Once you’ve got your sleep range, look at when you normally fall asleep. If you are normally ready for bed around ten in the evening, then getting up at six in the morning wouldn’t be unreasonable. It might just take some getting used to. Adjusting your schedule to ensure you have enough sleep is an important part of time management, especially if you have chronic health conditions. The body needs a certain amount of rest so it can heal and prepare for the next day. Cutting this time short only hurts you in the long run.
When getting up at the same time every morning is a habit, it’s time to decide how you want to go forward. In my experience, there are two types of people in the world: those who schedule and those who do not. I am one of those who cannot function if my entire life is run by a piece of paper with little timeslots filled out. There’s way too much spontaneity in the way our lives interact with Big Jim and Grammie. So scheduling as a form of time management, for me, is flat out. But that doesn’t mean there aren’t things that need to be done every single day. And it definitely doesn’t mean that I don’t have a guide to help me remember it all.
Schedules vs. Lists
I may not like schedules, but I love lists. Having a list of what I need to do each of the different days of the week works way better than tightly laying out how long I can spend on a single project. I only have two hard, definite, no-messing-around limits: when I go to sleep and when I wake up.
If you choose not to create a schedule, then you need to take care to time your tasks, so you know how long they take you. You can’t properly practice time management if you don’t know how much time something takes! How long does it take to get ready in the morning? How much time do you spend feeding the animals and letting them out to pasture? If you do meal prep once a week, how long does that take?

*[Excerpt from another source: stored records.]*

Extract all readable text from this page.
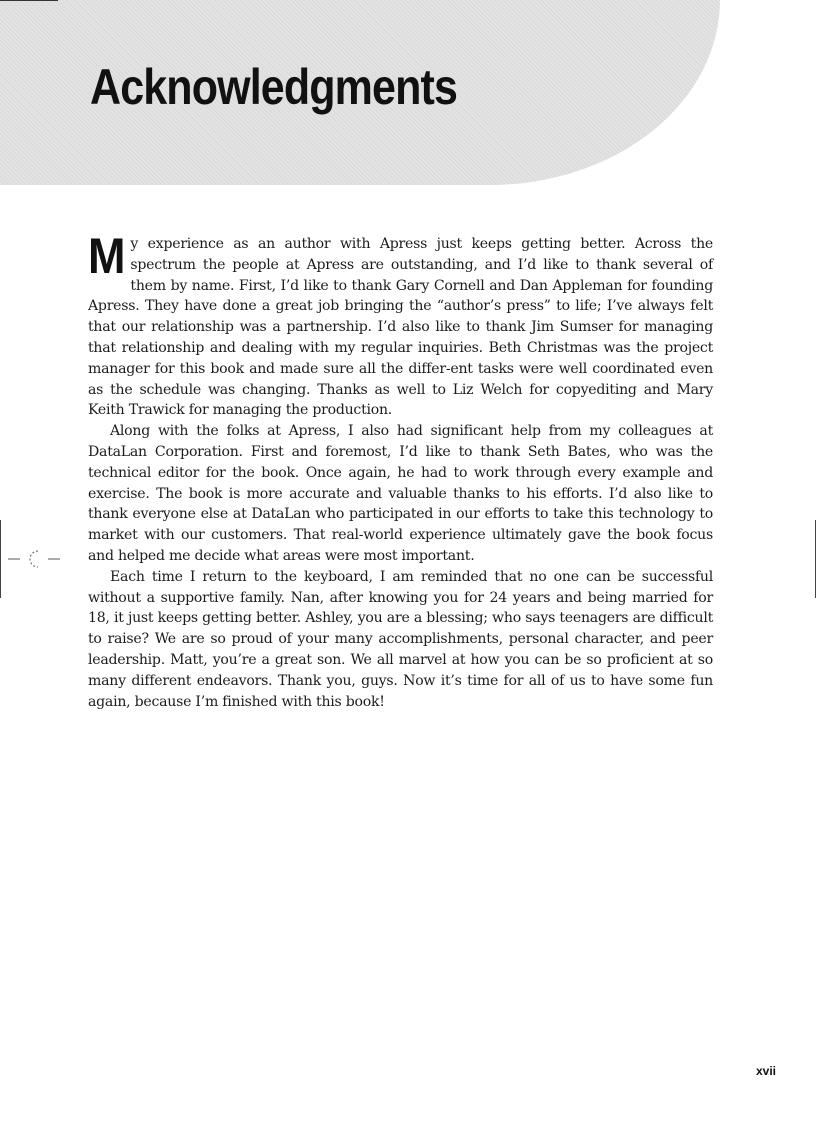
Acknowledgments

My experience as an author with Apress just keeps getting better. Across the spectrum the people at Apress are outstanding, and I’d like to thank several of them by name. First, I’d like to thank Gary Cornell and Dan Appleman for founding Apress. They have done a great job bringing the “author’s press” to life; I’ve always felt that our relationship was a partnership. I’d also like to thank Jim Sumser for managing that relationship and dealing with my regular inquiries. Beth Christmas was the project manager for this book and made sure all the differ-ent tasks were well coordinated even as the schedule was changing. Thanks as well to Liz Welch for copyediting and Mary Keith Trawick for managing the production.

Along with the folks at Apress, I also had significant help from my colleagues at DataLan Corporation. First and foremost, I’d like to thank Seth Bates, who was the technical editor for the book. Once again, he had to work through every example and exercise. The book is more accurate and valuable thanks to his efforts. I’d also like to thank everyone else at DataLan who participated in our efforts to take this technology to market with our customers. That real-world experience ultimately gave the book focus and helped me decide what areas were most important.

Each time I return to the keyboard, I am reminded that no one can be successful without a supportive family. Nan, after knowing you for 24 years and being married for 18, it just keeps getting better. Ashley, you are a blessing; who says teenagers are difficult to raise? We are so proud of your many accomplishments, personal character, and peer leadership. Matt, you’re a great son. We all marvel at how you can be so proficient at so many different endeavors. Thank you, guys. Now it’s time for all of us to have some fun again, because I’m finished with this book!

xvii
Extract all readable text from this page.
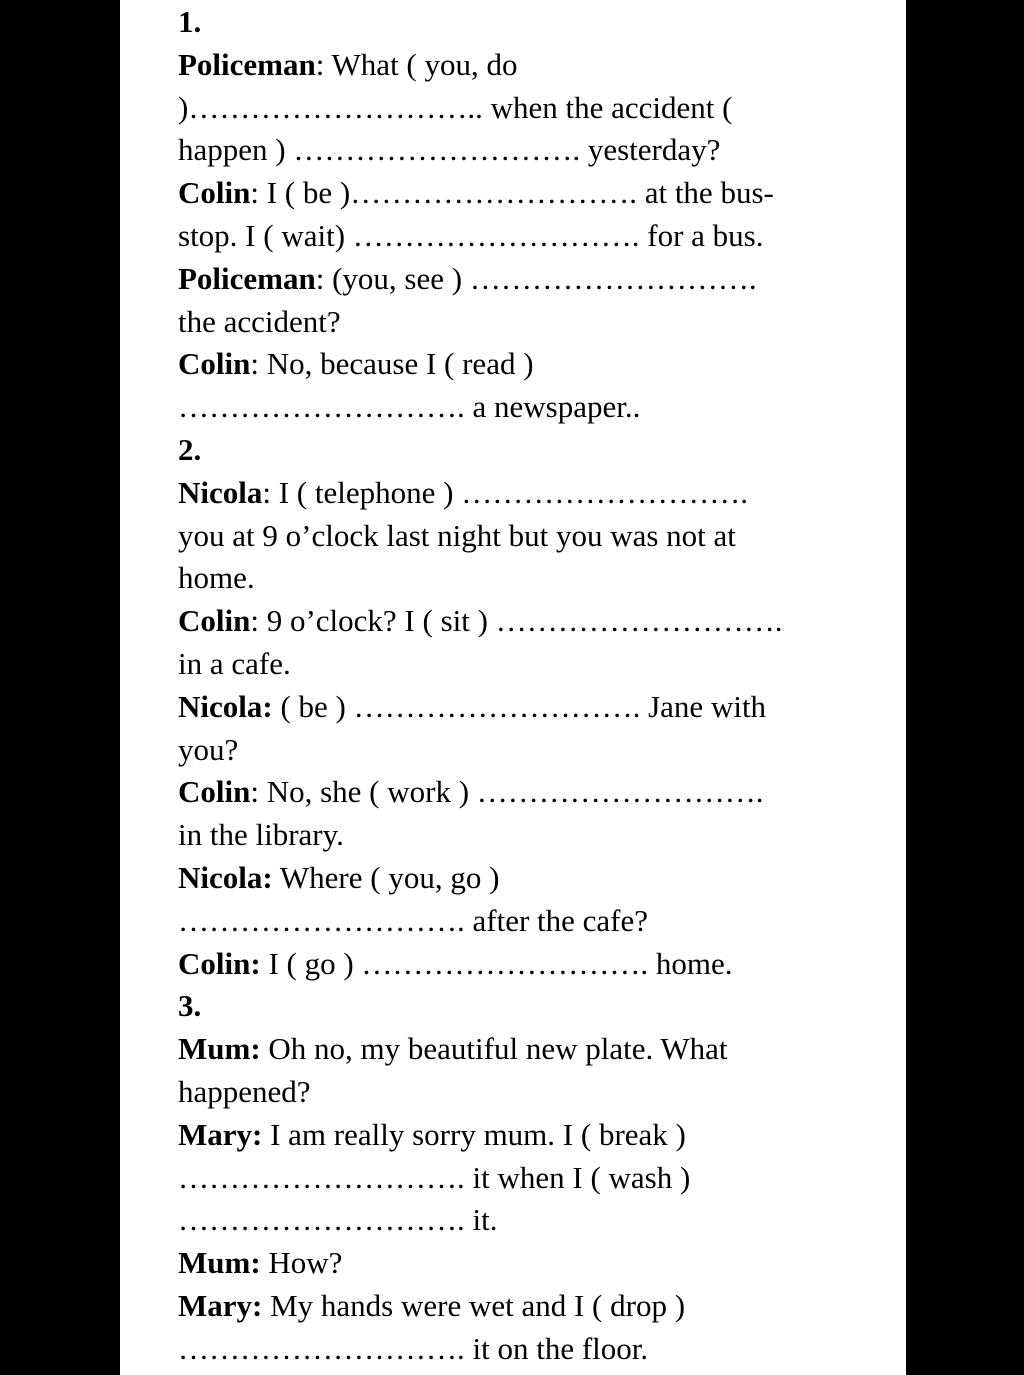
1.
Policeman: What ( you, do
)……………………….. when the accident (
happen ) ………………………. yesterday?
Colin: I ( be )………………………. at the bus-
stop. I ( wait) ………………………. for a bus.
Policeman: (you, see ) ……………………….
the accident?
Colin: No, because I ( read )
………………………. a newspaper..
2.
Nicola: I ( telephone ) ……………………….
you at 9 o’clock last night but you was not at
home.
Colin: 9 o’clock? I ( sit ) ……………………….
in a cafe.
Nicola: ( be ) ………………………. Jane with
you?
Colin: No, she ( work ) ……………………….
in the library.
Nicola: Where ( you, go )
………………………. after the cafe?
Colin: I ( go ) ………………………. home.
3.
Mum: Oh no, my beautiful new plate. What
happened?
Mary: I am really sorry mum. I ( break )
………………………. it when I ( wash )
………………………. it.
Mum: How?
Mary: My hands were wet and I ( drop )
………………………. it on the floor.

My weekly list of chores includes the following:
- Wake-up – 15 minutes
- Me Time incl. Breakfast – 45 minutes
- Dispatch and Invoice – 2-3 hours
- Work on Blogging – 2-3 hours
- Work on Content Writing – 2-3 hours
- Daily Load of Laundry – 15 minutes
- Daily Dishwasher Load – 15-20 minutes
- Lunch – 30 minutes
- Check on Big Jim and Grammie at least twice – 30-60 minutes
- Chores of the Day – 30-60 minutes
- Nephew Day – All Day
- Meal Planning – 1-2 hours, once a week
- Meal Preparation – All Day
- Workout – 15 minutes, twice a day
- Prepare to Move Tasks or Task Planning – 30-60 minutes
- Gardening (spring/summer) – 1-3 hours
Many of these things happen every day, and I’m lucky, Husbando only works out of the house three days a week. The rest of the time, he’s home working to build a commercial trucking dispatch business while finishing his MBA. We try to plan our drive up to visit our nephew for the mid-week, and we know that only the absolute necessities will be done that day; the same thing with the day I do meal prep for the week. Categorizing the list of activities by what must be done instead of what should be done has helped a lot. Plus, since I’ve tracked how long my chores take me, I know how to fit them into my day.
If you haven’t started on your homestead, I encourage you to start working on your time management skills today. This critical homesteading skill is best handled as a habit. If you’re already used to a certain routine, then small adjustments, such as caring for livestock, are much easier to achieve. You’ll also appreciate the sense of accomplishment at the end of each day as you look back and realize you don’t feel stressed out, and yet you finished up everything you had on your to-do list.